The Design Trust has been unlocking the potential of NYC’s public space since 1995. As we approach the end of our anniversary year, we’re taking a moment to reflect on the past thirty and envision beyond the next, as we launch our 12th open call for project ideas: The Water RFP. Through a mini-series of three retrospective blog posts, we are looking back at the evolution of the Design Trust, remembering breakthrough projects that have redefined how we think about shared urban environments, and how they can inform projects centering equity and water. This week’s installment of the series takes a look at the history and heart we hold in New York’s public realm, past efforts to honor them as the city has changed shape, and a plea to carry them into the future.
If you can rely on New York for anything, it’s the fact that it will change faster than you can glance away and look back. So much of the city’s identity lies in its permanent impermanence, but in this ever-evolution we stand to lose sight of pieces of our culture: our history, our stories, our art, and our built environment. Our public spaces, which are often the birthplaces of all of that, tend to be the most vulnerable to change.
The need for active cultural preservation is a product first and foremost of passing time and limited attention. Design Trust knows that public space holds a historical significance that can get easily lost as years pass.
Historic spaces “evoke a particular time and a specific place, serving as visual anchors that ground a community in its history and identity. Incorporating historic buildings and sites into placemaking efforts allows for the preservation and celebration of the community's cultural heritage, fostering collective memory,” according to Benjamin Ibarra-Sevilla, Associate Professor at the University of Texas at Austin.
Placemaking, the process of shaping public spaces into community hubs, nods to the importance of embedding history and culture within public space.
It’s increasingly necessary that we honor culture in the face of the rapid gentrification of some of our city’s most vibrant and unique neighborhoods. This is by no means a new problem for New York: since the 1970s entire neighborhoods have undergone drastic transformations that have left them virtually unrecognizable. While for a long time gentrification hotspots were in or closer to the city (think Northern Brooklyn), a current wave of transplants to the city has begun to spread into historically Black parts of Central Brooklyn like Bed-Stuy and Crown Heights. Cultural preservation in New York City also means working to counter the erasure of Black history and culture. Gentrification makes us question whose history gets recognized in our public spaces.
Preserving Culture in Design
The intent to honor and preserve culture is embedded in everything that we do—in all of our interactions with public spaces in NYC we must consider their cultural implications. There isn’t a space in the city that doesn’t hold some kind of cultural or historical significance, and over the past 30 years Design Trust has been careful to preserve that:
The Design Trust’s inaugural project took on some of New York’s most influential cultural hubs. 30 years ago Design Trust engaged with the Brooklyn Public Library (1995-1996) to develop a plan that would carry them into the future. Brooklyn’s public libraries tell the stories of its communities, and a project to maintain and preserve them is an effort to save that resource. The result was a renovation of thirty five of fifty eight branches that expanded communal spaces and the opening of two brand new branches.

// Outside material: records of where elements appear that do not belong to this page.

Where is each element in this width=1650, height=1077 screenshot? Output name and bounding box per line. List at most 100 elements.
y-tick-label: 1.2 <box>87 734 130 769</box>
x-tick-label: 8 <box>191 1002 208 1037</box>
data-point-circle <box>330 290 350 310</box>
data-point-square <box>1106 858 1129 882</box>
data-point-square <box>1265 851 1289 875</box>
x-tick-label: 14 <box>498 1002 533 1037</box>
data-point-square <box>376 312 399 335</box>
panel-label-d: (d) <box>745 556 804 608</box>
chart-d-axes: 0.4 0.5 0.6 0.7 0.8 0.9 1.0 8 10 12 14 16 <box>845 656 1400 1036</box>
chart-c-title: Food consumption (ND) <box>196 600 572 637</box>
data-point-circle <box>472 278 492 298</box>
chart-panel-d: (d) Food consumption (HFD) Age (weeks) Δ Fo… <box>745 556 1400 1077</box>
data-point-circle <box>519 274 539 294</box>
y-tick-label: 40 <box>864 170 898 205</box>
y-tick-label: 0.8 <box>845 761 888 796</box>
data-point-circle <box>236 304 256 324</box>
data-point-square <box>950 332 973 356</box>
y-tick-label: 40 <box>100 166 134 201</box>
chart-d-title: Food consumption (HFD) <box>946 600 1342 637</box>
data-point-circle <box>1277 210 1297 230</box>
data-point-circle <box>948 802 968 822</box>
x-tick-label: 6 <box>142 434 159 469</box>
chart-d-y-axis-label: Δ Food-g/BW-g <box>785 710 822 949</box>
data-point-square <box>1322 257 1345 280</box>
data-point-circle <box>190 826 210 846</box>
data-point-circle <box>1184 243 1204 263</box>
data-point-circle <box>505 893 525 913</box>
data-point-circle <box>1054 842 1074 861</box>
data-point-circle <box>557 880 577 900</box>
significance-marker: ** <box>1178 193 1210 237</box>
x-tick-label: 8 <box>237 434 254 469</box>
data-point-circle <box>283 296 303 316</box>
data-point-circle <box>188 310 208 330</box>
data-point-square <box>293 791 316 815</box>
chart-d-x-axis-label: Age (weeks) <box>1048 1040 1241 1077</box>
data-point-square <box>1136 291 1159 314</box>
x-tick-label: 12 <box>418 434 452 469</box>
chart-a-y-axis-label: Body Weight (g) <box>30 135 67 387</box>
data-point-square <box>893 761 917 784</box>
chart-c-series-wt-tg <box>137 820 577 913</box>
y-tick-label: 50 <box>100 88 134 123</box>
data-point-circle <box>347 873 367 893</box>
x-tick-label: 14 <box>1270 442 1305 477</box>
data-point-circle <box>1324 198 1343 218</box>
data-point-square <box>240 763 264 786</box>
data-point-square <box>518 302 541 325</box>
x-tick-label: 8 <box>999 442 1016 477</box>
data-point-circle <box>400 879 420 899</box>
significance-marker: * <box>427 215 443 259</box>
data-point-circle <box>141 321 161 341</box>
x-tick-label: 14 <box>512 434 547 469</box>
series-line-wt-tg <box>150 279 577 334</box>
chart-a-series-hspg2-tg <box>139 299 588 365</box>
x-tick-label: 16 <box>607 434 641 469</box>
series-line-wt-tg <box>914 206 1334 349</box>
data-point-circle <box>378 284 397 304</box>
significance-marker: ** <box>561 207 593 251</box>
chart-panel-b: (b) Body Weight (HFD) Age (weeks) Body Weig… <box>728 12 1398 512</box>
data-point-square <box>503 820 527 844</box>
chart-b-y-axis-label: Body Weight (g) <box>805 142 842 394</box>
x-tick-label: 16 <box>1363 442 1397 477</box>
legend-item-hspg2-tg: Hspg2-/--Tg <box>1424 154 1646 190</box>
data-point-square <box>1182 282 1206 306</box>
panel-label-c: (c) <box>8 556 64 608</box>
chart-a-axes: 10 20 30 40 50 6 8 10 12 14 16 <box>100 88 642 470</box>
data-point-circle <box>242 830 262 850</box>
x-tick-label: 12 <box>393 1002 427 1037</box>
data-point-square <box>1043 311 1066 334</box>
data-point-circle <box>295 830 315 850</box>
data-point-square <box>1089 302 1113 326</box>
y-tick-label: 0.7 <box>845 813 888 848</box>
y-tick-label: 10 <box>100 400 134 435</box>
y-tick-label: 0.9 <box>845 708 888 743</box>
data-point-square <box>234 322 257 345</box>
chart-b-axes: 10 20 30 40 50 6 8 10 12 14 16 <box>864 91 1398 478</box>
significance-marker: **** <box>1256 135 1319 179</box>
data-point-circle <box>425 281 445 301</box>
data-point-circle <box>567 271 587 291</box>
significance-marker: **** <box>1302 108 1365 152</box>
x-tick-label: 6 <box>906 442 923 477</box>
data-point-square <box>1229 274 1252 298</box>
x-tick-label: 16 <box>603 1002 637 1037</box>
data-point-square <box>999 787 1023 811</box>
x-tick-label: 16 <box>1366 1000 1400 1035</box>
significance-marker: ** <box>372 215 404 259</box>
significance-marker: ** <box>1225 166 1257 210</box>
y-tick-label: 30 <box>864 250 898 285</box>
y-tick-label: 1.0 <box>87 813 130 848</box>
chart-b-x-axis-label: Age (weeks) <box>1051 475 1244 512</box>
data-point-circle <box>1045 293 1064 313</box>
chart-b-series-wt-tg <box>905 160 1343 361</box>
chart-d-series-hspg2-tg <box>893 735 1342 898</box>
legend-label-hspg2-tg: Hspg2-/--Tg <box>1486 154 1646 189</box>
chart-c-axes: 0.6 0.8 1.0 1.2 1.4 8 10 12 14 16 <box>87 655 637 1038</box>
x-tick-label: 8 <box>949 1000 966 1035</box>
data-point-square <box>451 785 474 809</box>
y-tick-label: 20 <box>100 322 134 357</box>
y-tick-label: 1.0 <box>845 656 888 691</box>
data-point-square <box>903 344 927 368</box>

Another of DT’s efforts to protect NYC history was the Made in Midtown project (2009-2010). When a proposed zoning change put the area responsible for so much of New York’s economic prosperity and urban identity at risk, Design Trust stepped in. An interdisciplinary team of fellows worked to tell the story of the neighborhood’s value, protecting the future of creative production in our city.
From 2022 to 2024, Design Trust participated in citywide collaboration Turnout NYC to create semi–permanent public venues for artists to share their craft because “arts organizations and artists are critical anchors in the city’s recovery and long-term health.”
Design Trust is currently working with the Van Cortlandt Park Alliance on Reimagining the Enslaved African Burial Ground at Van Cortlandt Park. The project engages the community to make space for local culture to thrive and prevent historical erasure.
Preserving Water Culture
So much of the potential for preserving the culture of this city lies in its water. Our history is in our coastlines, our public pools, our fire hydrants.
Hydrants are the quintessential image of an NYC summer. The classic scene of young kids and adults alike running through the spray, t-shirts clinging wet to their backs and smiles plastered on their faces tells the story of too-hot pavement and a city’s resourceful people. Public pools, too, are a fundamental part of the fabric of city summers. As many fall into disrepair they map the story of changing neighborhoods, shifting priorities, and New Yorkers left behind.
Year-round, New York is its coastline. Our coastlines have been the stage for the city’s economic prosperity; they’ve housed our ports and our industries. They’ve given immigrants a taste of home and all of us one of our only direct connections with the real natural world. And despite everything coastlines are to our people, so many New Yorkers don’t have access to their nearest one. Not to mention the effect, over time, of flooding and erosion to their safety and integrity. As time and an evolving city eats away at these pieces of our history, Design Trust encourages New Yorkers to consider water as a channel for cultural preservation.